秋堂愣了愣神,沙麗娜呀的一聲嬌喊,整個嬌身偏過去,像掙脫他的束縛,卻是沒有想到又被他攔腰抱住了。

    “秋堂,你放了我,我什麽都答應你。”

    她的聲音有些發顫。

    秋堂故意逗弄她,“你什麽都答應我,那你就做我的小妾吧?”

    讓一個公主做一個錦衣衛的小妾,這是一種國恥。

    沙麗雅淚眼汪汪,卻是帶著滿目的怒火,“秋堂,你到底想怎麽樣?”

    秋堂壞壞地頂了一下,頂得沙麗娜嬌哼一聲,壞壞地笑道:“我想跟你在這裏,哈哈……”

    “秋堂,不要,我不要圖了,你放過我吧,可以開出任何條件,我一定會守信的。”

    沙麗雅急了,這種恥辱永遠無法雪恥。

    欺負姑娘不算好漢!

    可是,秋堂想多欺負她一會兒,誰讓她是韃子,還是一個公主,就相當於替死去百姓報仇了。
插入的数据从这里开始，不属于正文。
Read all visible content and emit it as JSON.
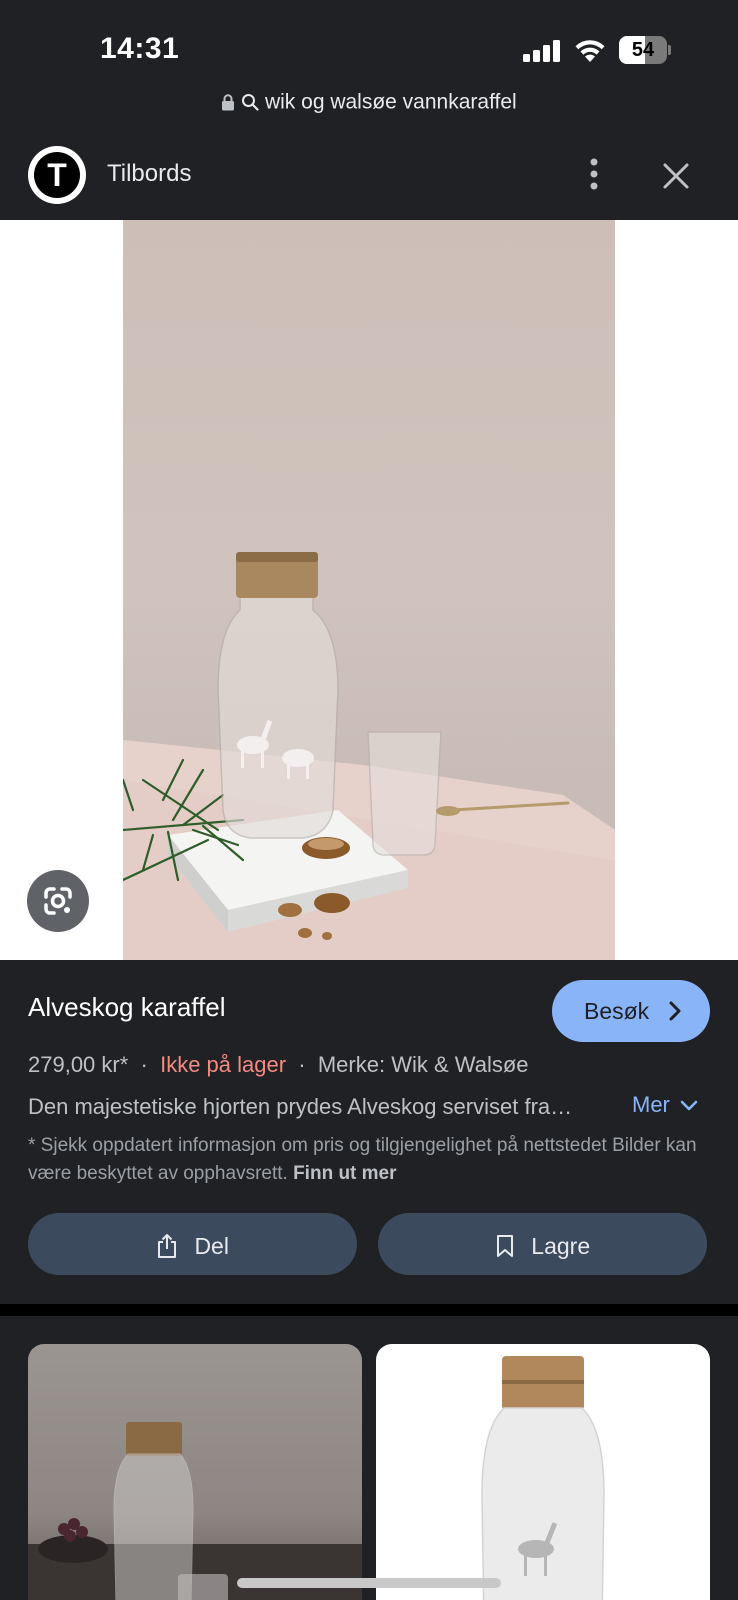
{
  "status_bar": {
    "time": "14:31",
    "battery_percent": "54",
    "battery_level": 0.54
  },
  "url_bar": {
    "query": "wik og walsøe vannkaraffel"
  },
  "site": {
    "logo_letter": "T",
    "name": "Tilbords"
  },
  "product": {
    "title": "Alveskog karaffel",
    "visit_label": "Besøk",
    "price": "279,00 kr*",
    "stock_status": "Ikke på lager",
    "brand": "Merke: Wik & Walsøe",
    "description": "Den majestetiske hjorten prydes Alveskog serviset fra…",
    "more_label": "Mer",
    "disclaimer": "* Sjekk oppdatert informasjon om pris og tilgjengelighet på nettstedet Bilder kan være beskyttet av opphavsrett.",
    "learn_more": "Finn ut mer",
    "share_label": "Del",
    "save_label": "Lagre"
  },
  "icons": {
    "lock": "lock-icon",
    "search": "search-icon",
    "more": "more-vert-icon",
    "close": "close-icon",
    "lens": "google-lens-icon",
    "share": "share-icon",
    "bookmark": "bookmark-icon",
    "chevron_right": "chevron-right-icon",
    "chevron_down": "chevron-down-icon"
  },
  "colors": {
    "background": "#202124",
    "accent": "#8ab4f8",
    "out_of_stock": "#f28b82",
    "action_button": "#3c4a5e"
  }
}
    他在大腦鬥爭了足有十秒鍾,心想老子穿越後的第一次寧可交給一個大漢族的小寡婦,也不交給你的一個臭女韃子,那樣糟蹋了老子的清白。

    秋堂想著這些,嗬嗬一笑,一手抽出斷魂刀,刀光一閃,從一個韃子身上削下一塊布,“我可以放了你,但你寫一份保證書,保證你們的族人不再踏入阿山屯半步,更不能傷害這裏的人。”

    沙麗雅如遇大赦,“我寫,我這就寫。”

    秋堂看到她竟然用手沾著地上韃子的血起來,而且寫得漢蒙兩國的文字,最後落款按手印,非常正規,隨之一手扯過那份血書,也鬆開了她的腰。
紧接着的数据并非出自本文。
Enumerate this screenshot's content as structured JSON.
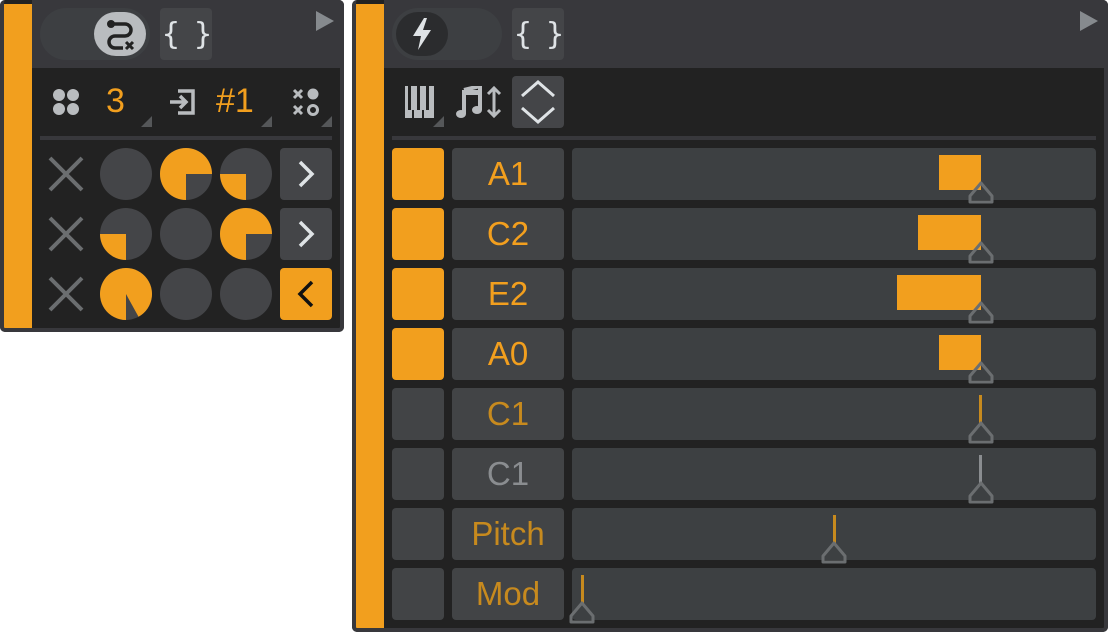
{
  "colors": {
    "accent": "#F29F1E",
    "dim_accent": "#C78A1E",
    "inactive": "#8a8d90"
  },
  "left_device": {
    "route_toggle_icon": "route-x-icon",
    "brace_label": "{ }",
    "toolbar": {
      "grid_icon": "four-dots-icon",
      "count_value": "3",
      "input_icon": "input-arrow-icon",
      "channel_value": "#1",
      "pattern_icon": "x-o-pattern-icon"
    },
    "rows": [
      {
        "pies": [
          0,
          0.75,
          0.25
        ],
        "nav": "next",
        "nav_active": false
      },
      {
        "pies": [
          0.25,
          0,
          0.75
        ],
        "nav": "next",
        "nav_active": false
      },
      {
        "pies": [
          0.92,
          0,
          0
        ],
        "nav": "prev",
        "nav_active": true
      }
    ]
  },
  "right_device": {
    "power_icon": "lightning-icon",
    "brace_label": "{ }",
    "toolbar": {
      "piano_icon": "piano-keys-icon",
      "note_icon": "note-updown-icon",
      "updown_icon": "chevron-up-down-icon"
    },
    "rows": [
      {
        "label": "A1",
        "active": true,
        "label_color": "accent",
        "value": 0.78,
        "bar_from": 0.7
      },
      {
        "label": "C2",
        "active": true,
        "label_color": "accent",
        "value": 0.78,
        "bar_from": 0.66
      },
      {
        "label": "E2",
        "active": true,
        "label_color": "accent",
        "value": 0.78,
        "bar_from": 0.62
      },
      {
        "label": "A0",
        "active": true,
        "label_color": "accent",
        "value": 0.78,
        "bar_from": 0.7
      },
      {
        "label": "C1",
        "active": false,
        "label_color": "dim_accent",
        "value": 0.78,
        "line": "dim_accent"
      },
      {
        "label": "C1",
        "active": false,
        "label_color": "inactive",
        "value": 0.78,
        "line": "inactive"
      },
      {
        "label": "Pitch",
        "active": false,
        "label_color": "dim_accent",
        "value": 0.5,
        "line": "dim_accent"
      },
      {
        "label": "Mod",
        "active": false,
        "label_color": "dim_accent",
        "value": 0.02,
        "line": "dim_accent"
      }
    ]
  }
}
    沙麗雅麵色緋紅,就像一個剛入過洞房的新娘子,杏眼圓瞪,撿起雙刀,“秋堂,我答應放過阿山屯的人,卻不會放過你。”

    “怎麽,不會放過我,是不是舍不得我,想跟我……”秋堂拉風地笑笑,“我馬上就離開這裏,有本事,你就去找我吧!不過,我可告訴你,如果你敢違背誓言,我會殺進你們的部落,取你們可汗的人頭。”

    在笑意中透著無限的殺機,就像無數把斷魂刀砍在人的心裏。

    沙麗雅驚恐地看著秋堂,這才意識到這個秋堂要比王澤所描繪的還要高深莫測,還要讓人感到恐怖,想來大明錦衣衛果然非同一般。

    她到底是一個公主,平靜一下內心的驚慌,“本公主一言九鼎,不會違背寫下的誓言,可本公主一定會找到你,總有一天,會讓你跪在我的腳下。”

    “好吧,我等著你呢,可我告訴你,下一次再讓我遇到你,估計你就會由公主姑娘蛻變成女人了。”秋堂這話說的有點厚顏無恥。

    沙麗雅臉一紅,沉哼一聲,縱身飛掠而去。

    什麽是爺們,什麽是純爺們?

    不知不覺中,猴精和小光這些人帶著村護衛隊和村裏人都來了,看著滿山頭的屍體,嚇得一個個不敢說話。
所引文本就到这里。